まさに限界集落。
急斜面の狭い土地にへばりつくように並んだ家々はあきらかに無人の気配が漂っており、崩れかけている家もある。車を停めてエンジンを切るとまったくの静寂が訪れた。瞬間、どこからか町内放送が響き渡って度肝を抜かれた。
この集落にも1970年は100人が暮らしていた。が、その人口は減り続け、2014年についに1人となる。それも「シゲちゃん」という77歳のおばあちゃんがたったひとりで暮らしている。
ここまで連れてきてくれたコーチが家の前で「おるかー?」と声をかけると「はいはい」とシゲちゃんが出てきてくれた。ぼくは、もう何回も聞かれたであろうと思いながらも聞かずにはいられなかった。
「さみしくないですか?」
「みんながそう言うんやけどね、そんなん思ったことない」
おだやかな語り口であったが、強い意志を感じた。そして、受け答えと同じように足腰もかなりしっかりしている。
「最近ね、杖をやめたんよ。そしたら、力がはいるようになった。

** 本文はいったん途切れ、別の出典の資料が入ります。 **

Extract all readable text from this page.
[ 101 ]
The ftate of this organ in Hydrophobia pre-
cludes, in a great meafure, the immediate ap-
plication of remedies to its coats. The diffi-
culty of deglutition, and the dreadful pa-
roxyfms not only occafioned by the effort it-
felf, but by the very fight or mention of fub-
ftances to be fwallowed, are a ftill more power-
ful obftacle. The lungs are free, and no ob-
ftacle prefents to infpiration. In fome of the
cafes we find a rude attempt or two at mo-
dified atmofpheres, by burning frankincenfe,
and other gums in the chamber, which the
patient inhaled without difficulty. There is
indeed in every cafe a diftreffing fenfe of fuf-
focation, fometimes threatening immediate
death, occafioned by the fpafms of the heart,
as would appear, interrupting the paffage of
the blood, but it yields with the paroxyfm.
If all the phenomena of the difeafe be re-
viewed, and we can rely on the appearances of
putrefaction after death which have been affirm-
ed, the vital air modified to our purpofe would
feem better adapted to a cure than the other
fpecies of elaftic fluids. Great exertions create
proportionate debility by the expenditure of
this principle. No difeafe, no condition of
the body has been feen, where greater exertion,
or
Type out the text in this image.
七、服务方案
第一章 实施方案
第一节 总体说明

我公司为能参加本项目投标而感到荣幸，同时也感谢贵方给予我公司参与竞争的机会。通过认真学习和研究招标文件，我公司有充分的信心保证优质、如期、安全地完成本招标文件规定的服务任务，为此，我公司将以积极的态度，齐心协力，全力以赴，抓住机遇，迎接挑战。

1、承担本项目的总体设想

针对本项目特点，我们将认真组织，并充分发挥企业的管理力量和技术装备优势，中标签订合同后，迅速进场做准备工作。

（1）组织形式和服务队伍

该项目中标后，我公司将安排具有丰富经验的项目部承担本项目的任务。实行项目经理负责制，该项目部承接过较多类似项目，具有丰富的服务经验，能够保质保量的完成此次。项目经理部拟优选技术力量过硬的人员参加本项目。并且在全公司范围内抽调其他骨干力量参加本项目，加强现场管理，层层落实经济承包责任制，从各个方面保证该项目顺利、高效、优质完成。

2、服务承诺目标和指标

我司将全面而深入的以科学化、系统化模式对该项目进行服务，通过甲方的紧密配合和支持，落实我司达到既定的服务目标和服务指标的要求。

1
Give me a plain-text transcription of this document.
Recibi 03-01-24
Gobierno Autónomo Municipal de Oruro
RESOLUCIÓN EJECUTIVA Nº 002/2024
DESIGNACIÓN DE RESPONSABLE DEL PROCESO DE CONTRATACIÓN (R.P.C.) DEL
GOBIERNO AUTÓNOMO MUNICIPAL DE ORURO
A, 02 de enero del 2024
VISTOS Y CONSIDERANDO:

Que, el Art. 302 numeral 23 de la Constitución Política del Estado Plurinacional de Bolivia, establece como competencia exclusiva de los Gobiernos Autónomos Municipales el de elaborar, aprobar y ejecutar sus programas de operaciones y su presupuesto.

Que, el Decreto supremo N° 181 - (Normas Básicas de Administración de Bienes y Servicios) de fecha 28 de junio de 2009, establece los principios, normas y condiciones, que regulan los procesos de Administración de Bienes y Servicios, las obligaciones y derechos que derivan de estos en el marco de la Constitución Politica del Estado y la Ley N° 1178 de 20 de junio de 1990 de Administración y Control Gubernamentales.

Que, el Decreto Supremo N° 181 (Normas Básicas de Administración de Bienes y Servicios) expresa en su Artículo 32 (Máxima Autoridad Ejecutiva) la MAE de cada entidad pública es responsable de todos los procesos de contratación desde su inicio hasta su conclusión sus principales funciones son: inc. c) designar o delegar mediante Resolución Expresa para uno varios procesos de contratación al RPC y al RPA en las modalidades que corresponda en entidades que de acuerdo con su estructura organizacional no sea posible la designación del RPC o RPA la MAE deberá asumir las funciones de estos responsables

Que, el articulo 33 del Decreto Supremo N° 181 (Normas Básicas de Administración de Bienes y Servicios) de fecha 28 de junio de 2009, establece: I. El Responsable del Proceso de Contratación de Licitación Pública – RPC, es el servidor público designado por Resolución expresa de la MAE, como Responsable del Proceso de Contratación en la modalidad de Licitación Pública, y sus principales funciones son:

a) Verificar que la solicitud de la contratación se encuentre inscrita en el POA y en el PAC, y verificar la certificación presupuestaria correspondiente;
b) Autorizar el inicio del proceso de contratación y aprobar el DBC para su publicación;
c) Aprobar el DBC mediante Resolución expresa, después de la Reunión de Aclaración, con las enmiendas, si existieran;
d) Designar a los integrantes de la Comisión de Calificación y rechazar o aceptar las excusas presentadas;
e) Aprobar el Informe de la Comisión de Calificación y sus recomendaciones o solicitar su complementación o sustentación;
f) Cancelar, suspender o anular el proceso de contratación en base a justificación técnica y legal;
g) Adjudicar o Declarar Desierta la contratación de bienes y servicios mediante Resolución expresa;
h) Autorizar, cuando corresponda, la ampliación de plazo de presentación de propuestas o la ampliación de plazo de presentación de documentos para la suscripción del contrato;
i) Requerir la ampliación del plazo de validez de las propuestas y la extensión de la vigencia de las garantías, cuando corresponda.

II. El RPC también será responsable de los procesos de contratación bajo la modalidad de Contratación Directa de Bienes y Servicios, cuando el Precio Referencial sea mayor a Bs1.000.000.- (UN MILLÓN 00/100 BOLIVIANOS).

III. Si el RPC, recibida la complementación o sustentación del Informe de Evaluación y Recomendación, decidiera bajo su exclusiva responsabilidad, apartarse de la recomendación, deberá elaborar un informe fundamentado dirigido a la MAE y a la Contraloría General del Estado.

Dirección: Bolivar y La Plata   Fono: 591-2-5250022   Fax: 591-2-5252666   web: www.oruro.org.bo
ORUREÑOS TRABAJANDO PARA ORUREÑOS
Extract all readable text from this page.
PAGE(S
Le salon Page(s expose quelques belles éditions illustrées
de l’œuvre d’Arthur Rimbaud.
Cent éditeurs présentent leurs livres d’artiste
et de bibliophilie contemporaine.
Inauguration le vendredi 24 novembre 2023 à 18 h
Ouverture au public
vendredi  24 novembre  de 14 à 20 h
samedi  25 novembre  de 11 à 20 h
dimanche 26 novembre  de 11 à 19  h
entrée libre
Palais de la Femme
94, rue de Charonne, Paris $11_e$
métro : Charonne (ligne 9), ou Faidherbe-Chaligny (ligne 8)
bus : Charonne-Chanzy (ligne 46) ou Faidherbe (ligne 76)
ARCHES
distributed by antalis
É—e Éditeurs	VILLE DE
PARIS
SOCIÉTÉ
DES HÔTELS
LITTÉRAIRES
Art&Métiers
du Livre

杖をやめたときは、転げてばっかりやったけどね」
そう言って大きく笑うシゲちゃんは健康そのものに見えた。椿山のどこがそんなに好きなのかと聞いてみると。
「空気もおいしい、水もおいしい、夜空なんてもうほんときれいなんですよ。いまだにときどきね、夜しばらくながめるときがある」
そして、シゲちゃんはこう続けた。
「ここにおれるのが最高のしあわせだもん。生まれ育ったとこやから、思い出もいっぱいあるけんね」
シゲちゃんの家からは晩御飯のいい匂いがしていた。どうやら食べている最中に呼び出してしまったようで、そのことを詫びると「ひとりでごちそう食べよるだけやき」と照れながら「畑もやっててね、ここの野菜がおいしいとみんなが言うんですよ、だから送らないかん。忙しいんですよ」とまた大きく笑った。
駐車場に戻ると、今となってはだいぶレトロな「ミラージュ」が停まっていた。来たときにもあった車だが、それがシゲちゃんの車。椿山には移動販売車もやって来ない。だから、シゲちゃんは自らミラージュに乗って週に1度、佐川町まで買い物にいく。
椿山は、安徳天皇が隠れ住んだというのも納得の秘境である。が、過去の物語より今を生きるシゲちゃんの物語のほうが続きが気になって仕方がない。
椿山はこの先どうなっていくのだろうか。これを見ているあなたが確かめてみてほしい。